Abstract

Since 2008, Western countries are going through a deep economic crisis whose health impacts seem to be fundamentally counter-cyclical: when economic conditions worsen, so does health, and mortality tends to rise. While a growing number of studies have presented evidence on the effect of crises on the average population health, a largely neglected aspect of research is the impact of crises and the related political responses on social inequalities in health, even if the negative consequences of the crises are primarily borne by the most disadvantaged populations. This commentary will reflect on the results of the studies that have analyzed the effect of economic crises on social inequalities in health up to 2013. With some exceptions, the studies show an increase in health inequalities during crises, especially during the Southeast Asian and Japanese crises and the Soviet Union crisis, although it is not always evident for both sexes or all health or socioeconomic variables.

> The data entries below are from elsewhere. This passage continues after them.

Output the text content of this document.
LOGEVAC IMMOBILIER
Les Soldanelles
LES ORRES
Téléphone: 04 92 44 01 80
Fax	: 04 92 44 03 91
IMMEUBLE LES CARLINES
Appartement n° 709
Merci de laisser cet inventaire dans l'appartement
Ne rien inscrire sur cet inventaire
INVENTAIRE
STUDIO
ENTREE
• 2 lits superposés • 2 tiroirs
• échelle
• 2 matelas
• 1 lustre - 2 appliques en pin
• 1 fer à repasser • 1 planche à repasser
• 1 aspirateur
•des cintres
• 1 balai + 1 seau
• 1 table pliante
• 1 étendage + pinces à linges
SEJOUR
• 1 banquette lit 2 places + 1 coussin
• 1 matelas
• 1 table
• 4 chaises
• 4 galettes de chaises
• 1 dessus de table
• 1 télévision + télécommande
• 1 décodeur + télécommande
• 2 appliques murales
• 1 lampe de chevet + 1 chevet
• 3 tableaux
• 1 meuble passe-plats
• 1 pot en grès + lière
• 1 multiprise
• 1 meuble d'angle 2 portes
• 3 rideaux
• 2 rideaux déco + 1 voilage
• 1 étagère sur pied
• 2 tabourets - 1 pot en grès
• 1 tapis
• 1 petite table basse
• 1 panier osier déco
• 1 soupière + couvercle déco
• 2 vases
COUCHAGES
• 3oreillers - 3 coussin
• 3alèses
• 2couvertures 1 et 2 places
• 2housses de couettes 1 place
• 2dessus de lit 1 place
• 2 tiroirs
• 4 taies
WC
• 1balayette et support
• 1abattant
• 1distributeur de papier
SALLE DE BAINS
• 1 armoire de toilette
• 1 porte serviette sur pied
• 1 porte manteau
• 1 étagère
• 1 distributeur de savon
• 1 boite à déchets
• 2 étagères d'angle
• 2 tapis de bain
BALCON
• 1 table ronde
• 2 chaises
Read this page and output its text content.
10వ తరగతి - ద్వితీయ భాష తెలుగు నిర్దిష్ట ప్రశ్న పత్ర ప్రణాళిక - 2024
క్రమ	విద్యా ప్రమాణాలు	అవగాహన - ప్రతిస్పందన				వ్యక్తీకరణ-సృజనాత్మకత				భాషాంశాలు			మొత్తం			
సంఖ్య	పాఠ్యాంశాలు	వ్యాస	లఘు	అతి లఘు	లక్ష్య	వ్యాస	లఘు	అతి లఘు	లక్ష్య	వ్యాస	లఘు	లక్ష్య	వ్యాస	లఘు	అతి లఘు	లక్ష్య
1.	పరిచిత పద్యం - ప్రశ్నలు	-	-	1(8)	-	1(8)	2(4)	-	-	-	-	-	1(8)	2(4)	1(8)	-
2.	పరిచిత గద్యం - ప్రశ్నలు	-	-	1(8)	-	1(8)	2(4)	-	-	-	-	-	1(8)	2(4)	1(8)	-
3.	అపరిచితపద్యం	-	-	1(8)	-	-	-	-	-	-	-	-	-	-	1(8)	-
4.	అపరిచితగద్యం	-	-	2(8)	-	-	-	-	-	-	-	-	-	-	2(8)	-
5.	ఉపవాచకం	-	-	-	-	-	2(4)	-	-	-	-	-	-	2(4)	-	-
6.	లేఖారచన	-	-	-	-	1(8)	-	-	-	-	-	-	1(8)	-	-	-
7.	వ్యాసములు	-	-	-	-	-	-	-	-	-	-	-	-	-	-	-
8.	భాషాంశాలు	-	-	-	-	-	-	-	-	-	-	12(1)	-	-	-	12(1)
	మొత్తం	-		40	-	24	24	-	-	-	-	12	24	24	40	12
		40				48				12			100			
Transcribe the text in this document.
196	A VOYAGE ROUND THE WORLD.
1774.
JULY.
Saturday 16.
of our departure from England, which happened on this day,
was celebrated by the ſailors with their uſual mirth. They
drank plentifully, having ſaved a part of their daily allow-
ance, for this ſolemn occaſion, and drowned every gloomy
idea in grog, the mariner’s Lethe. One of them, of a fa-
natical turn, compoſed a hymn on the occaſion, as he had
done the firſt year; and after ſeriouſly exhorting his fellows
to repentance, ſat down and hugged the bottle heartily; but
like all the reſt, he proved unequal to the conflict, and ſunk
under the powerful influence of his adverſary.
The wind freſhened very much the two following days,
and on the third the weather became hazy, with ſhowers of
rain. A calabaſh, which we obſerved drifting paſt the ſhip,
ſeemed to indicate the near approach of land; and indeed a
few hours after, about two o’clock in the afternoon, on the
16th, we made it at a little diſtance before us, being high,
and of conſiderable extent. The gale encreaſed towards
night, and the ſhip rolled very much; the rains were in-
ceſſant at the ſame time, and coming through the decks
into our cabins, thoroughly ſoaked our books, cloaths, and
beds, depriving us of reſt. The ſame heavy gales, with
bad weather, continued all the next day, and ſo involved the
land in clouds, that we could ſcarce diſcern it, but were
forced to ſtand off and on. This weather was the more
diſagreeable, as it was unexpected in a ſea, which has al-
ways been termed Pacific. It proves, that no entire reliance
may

In the Nordic countries during the nineties, a clear worsening of health equity did not occur. Results about the impacts of the current economic recession on health equity are still inconsistent. Some of the factors that could explain this variability in results are the role of welfare state policies, the diversity of time periods used in the analyses, the heterogeneity of socioeconomic and health variables considered, the changes in the socioeconomic profile of the groups under comparison in times of crises, and the type of measures used to analyze the magnitude of social inequalities in health. Social epidemiology should further collaborate with other disciplines to help produce more accurate and useful evidence about the relationship between crises and health equity.

Highlights

  • Since 2008, Western countries are going through a deep crisis which has deeply penetrated into the economic, social, political and even ethical spheres of our societies

  • At present it is clear that the negative consequences of the crisis are being primarily borne by the most disadvantaged populations, who are concentrating the major risks of some crucial social determinants of health, such as unemployment and poverty [6]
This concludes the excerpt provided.